Software stock valuations were already under pressure going into this year. The private credit exposure makes this something other than just a stock market story. When the debt side of an industry starts moving toward distressed levels - when loans against software companies are trading down, when private equity firms are paying consultants to audit their exposure, when Apollo cuts its software lending by half - you are no longer talking about investor sentiment. You're talking about the plumbing.
The optimists are right that the fundamentals haven't collapsed yet. Customer retention is holding. Revenue is still growing at most of these companies. The market probably is pricing in some scenarios that won't fully materialize. But public SaaS growth rates have declined every single quarter since the 2021 peak - every single one - and the AI crash narrative just gave the market permission to finally reprice what three years of earnings data have been quietly screaming. That's not irrational panic.

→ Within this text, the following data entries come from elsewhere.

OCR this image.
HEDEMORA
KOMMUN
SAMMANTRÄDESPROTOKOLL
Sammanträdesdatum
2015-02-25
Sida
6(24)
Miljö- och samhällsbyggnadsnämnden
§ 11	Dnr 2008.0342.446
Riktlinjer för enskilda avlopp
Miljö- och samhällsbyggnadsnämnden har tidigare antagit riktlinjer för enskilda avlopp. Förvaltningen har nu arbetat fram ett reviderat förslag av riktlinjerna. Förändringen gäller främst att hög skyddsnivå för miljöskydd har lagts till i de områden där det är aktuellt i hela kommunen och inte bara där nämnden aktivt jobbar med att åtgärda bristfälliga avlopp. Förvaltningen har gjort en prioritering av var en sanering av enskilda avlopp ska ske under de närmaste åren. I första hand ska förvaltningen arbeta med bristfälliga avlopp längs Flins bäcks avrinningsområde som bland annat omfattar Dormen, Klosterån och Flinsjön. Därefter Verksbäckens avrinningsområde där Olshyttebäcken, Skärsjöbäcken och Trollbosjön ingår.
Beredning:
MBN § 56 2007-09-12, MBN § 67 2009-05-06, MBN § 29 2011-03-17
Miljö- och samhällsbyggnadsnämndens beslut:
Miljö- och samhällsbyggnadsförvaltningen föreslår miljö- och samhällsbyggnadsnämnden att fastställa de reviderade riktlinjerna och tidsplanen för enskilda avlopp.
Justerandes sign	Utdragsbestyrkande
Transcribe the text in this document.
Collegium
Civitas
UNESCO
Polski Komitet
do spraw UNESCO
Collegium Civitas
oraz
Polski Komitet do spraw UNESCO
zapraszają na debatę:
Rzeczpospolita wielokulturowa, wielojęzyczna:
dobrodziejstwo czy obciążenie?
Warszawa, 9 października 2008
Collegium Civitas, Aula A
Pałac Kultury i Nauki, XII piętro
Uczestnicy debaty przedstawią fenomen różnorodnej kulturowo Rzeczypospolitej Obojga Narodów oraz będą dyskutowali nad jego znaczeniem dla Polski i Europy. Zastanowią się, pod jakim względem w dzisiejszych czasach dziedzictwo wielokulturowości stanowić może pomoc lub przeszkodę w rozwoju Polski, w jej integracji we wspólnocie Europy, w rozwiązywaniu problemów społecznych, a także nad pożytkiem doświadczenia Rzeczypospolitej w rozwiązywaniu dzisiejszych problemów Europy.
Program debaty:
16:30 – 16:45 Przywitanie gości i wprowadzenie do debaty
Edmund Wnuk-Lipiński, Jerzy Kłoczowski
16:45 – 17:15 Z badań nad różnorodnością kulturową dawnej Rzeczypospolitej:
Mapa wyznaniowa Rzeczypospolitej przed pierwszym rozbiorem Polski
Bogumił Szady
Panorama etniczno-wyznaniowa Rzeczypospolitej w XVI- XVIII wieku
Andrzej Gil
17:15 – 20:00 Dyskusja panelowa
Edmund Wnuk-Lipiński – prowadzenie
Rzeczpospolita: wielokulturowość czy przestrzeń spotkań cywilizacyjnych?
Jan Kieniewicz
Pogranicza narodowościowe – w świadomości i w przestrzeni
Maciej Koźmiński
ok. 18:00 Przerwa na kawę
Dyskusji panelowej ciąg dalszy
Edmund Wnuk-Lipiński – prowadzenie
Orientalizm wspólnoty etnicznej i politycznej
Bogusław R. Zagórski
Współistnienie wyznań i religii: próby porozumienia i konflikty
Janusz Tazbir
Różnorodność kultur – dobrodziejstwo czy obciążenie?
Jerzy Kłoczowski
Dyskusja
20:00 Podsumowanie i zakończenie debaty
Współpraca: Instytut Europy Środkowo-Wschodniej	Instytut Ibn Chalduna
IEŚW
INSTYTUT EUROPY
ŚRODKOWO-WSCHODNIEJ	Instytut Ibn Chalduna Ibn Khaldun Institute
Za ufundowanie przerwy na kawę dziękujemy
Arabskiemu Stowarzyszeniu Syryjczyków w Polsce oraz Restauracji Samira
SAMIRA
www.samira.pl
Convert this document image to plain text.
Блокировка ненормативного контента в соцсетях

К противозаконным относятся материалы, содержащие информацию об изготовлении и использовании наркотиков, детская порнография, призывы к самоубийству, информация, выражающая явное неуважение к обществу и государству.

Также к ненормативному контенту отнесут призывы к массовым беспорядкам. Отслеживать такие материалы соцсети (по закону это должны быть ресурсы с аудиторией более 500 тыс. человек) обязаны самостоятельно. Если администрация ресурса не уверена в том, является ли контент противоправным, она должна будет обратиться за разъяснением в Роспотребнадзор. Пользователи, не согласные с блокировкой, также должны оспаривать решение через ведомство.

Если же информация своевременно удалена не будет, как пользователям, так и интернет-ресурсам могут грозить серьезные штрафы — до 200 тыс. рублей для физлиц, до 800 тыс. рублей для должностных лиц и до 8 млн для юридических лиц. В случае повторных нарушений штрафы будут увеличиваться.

That's overdue recognition.
I rewrote the last section of this four times. My dad hasn't read it. I think what I'm trying to say is this: the software industry is going through something real and structural, not just a bad month. The contagion label fits because the mechanism is contagion - fear, debt exposure, and business model risk spreading from category to category faster than anyone has a response for. People who run businesses on software stacks should be watching this closely. Not because the sky is falling, but because the ground is shifting. And the companies paying attention now are going to have better options than the ones who look up in a year and wonder what happened.
My dad got in at 7:15. I genuinely don't know how he does it.